A man gestures as he watches stock activity at a stock exchange in Huaibei, China. (STR/AFP/Getty Images)

China has just reported that its GDP growth rate, which measures how quickly the economy is growing, was just 7.5 percent for the second quarter of 2013. That's high by American standards, but low by Chinese standards. In fact, China's GDP growth rate has slowed in 11 out of the last 13 quarters. The Chinese slowdown long anticipated by economists appears to have arrived.

If the story seems confusing, that's because there are, broadly speaking, two very different ways to read what's happening. There's the optimistic case and the pessimistic case. Which one you believe depends on how much faith you have in the Chinese government and how good you think China is going to be at shifting its economy to be more like the United States's.

Here's what everyone agrees on: Something had to change

China's economic growth has come largely from exports and urbanization, something that foreign economists and Chinese leaders have long warned is ultimately unsustainable. In the long term, China needs to shift its economy away from making stuff for foreigners and toward making stuff for regular Chinese people.

In the short term, China needs to cool down its banking system, which right now looks an awful lot like the U.S. banking system just before the crash: over-invested in a real estate bubble, over-leveraged, lending and borrowing more than is safe or responsible. About three weeks ago, the Chinese banking system started to freeze up – just as they did in the United States right before Lehman collapsed.

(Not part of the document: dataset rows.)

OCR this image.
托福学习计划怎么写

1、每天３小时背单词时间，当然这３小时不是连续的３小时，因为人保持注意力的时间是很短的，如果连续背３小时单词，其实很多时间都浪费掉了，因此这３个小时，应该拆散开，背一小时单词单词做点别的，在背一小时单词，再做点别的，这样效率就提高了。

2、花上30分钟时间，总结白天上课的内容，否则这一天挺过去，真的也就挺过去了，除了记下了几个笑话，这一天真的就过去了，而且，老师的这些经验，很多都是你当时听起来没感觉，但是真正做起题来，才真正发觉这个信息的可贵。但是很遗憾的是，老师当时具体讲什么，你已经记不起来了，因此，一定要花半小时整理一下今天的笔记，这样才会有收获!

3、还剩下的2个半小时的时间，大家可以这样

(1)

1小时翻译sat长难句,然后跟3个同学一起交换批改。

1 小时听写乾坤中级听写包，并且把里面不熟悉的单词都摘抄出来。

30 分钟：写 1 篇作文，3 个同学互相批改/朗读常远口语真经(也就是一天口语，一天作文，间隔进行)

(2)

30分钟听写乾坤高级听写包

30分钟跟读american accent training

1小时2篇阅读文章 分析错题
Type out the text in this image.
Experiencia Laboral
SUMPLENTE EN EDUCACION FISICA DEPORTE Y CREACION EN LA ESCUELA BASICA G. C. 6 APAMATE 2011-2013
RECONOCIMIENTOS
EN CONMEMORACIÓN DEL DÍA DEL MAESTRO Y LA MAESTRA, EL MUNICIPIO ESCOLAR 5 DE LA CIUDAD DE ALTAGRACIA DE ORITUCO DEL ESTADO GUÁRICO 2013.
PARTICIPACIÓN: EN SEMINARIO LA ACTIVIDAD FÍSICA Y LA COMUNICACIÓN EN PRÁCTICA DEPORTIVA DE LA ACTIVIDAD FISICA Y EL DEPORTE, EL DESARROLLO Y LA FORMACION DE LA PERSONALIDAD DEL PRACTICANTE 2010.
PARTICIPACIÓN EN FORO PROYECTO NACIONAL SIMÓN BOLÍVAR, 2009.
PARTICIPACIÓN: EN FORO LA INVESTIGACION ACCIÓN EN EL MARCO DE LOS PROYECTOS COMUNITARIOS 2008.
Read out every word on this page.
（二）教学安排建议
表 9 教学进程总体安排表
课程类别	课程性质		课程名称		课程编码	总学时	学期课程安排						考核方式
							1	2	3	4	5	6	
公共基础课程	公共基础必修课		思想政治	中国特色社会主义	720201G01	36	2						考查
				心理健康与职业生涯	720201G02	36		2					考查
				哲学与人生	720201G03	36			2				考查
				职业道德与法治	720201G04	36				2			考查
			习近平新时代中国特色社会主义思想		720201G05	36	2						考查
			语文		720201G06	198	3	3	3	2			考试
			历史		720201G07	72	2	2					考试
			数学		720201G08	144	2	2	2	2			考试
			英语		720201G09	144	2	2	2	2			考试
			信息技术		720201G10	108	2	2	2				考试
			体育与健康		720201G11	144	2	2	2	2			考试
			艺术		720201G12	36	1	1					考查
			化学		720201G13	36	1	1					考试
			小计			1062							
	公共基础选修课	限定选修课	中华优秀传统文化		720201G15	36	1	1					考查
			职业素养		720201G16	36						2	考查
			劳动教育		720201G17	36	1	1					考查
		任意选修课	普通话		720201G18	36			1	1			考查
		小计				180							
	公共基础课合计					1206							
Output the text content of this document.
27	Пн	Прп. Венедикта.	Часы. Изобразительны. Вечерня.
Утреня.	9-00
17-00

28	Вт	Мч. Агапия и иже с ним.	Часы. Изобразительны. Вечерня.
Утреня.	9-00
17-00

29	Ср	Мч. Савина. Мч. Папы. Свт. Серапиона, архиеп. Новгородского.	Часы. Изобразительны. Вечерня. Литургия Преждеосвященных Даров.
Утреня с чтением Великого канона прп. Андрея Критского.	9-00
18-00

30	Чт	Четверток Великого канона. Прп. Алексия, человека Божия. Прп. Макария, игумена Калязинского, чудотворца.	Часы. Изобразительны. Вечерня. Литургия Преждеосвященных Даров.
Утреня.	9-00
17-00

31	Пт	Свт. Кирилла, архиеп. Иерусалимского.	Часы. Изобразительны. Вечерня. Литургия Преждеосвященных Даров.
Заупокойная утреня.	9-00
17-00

The case for optimism: Beijing is in control

The collapse in the U.S. banking system and real estate market was uncontrolled: We didn't prepare for them and were taken by surprise. But Chinese leaders are popping their country's banking bubble deliberately, trying to do gently what would otherwise happen not-so-gently. They're also deliberately trying to slow down the country's overheated growth; this quarter's GDP slowdown is actually well within official projections. It's not a stall, it's a careful slowdown made to avoid a stall.

What we're seeing now might actually be the process of China forcing through some changes that will be painful in the short term so that it can both avert an unwanted crisis and make necessary long-term changes. China, economists agree, needs to stop growing its economy by exporting cheap products abroad while it builds vast housing developments and unnecessary infrastructure projects at home; stories of remote towns with two airports are way too common. The country has to make a very difficult, very important shift to an American-style economy, in which it focuses on selling stuff to Chinese consumers. For all sorts of reasons, this is easier if China's economy slows down a bit.

The case for pessimism: Beijing can't accomplish what it needs to do or waited too long for

China is not out of the woods: while it is trying to avert a credit crisis, which could be potentially disastrous, banks are still so heavily leveraged that it remains a risk. The timing of this is crucial, and it's possible that China put it off for too long.

Chinese leaders could lose their nerve. The country's social and political stability has, for the last 20 years, been premised on sustained economic growth. As that growth slows, regular Chinese people will feel the pain – particularly when it comes to housing, which is already barely affordable in first-tier cities – and they're likely to be vocal about it. And there's another group that may suffer: the massive industrial and construction firms that have made a fortune during the boom years. China's shift to a consumer-driven economy is probably bad news for those firms, which are politically influential and well-connected in Beijing. A 2011 Eurasia Group report, still relevant, warned that it won't be easy for Beijing to stand up to these groups.

So should I freak out?

Not yet. But you should definitely keep watching. If China endures a too-rapid slowdown or a bubble-burst, it would be very bad for the entire world, which relies heavily on the Chinese economy. But if it successfully transitions to the slower-but-healthier economy it's seeking, it would aid the rise of a Chinese middle class that could change the country from within. Either way, it's a big deal.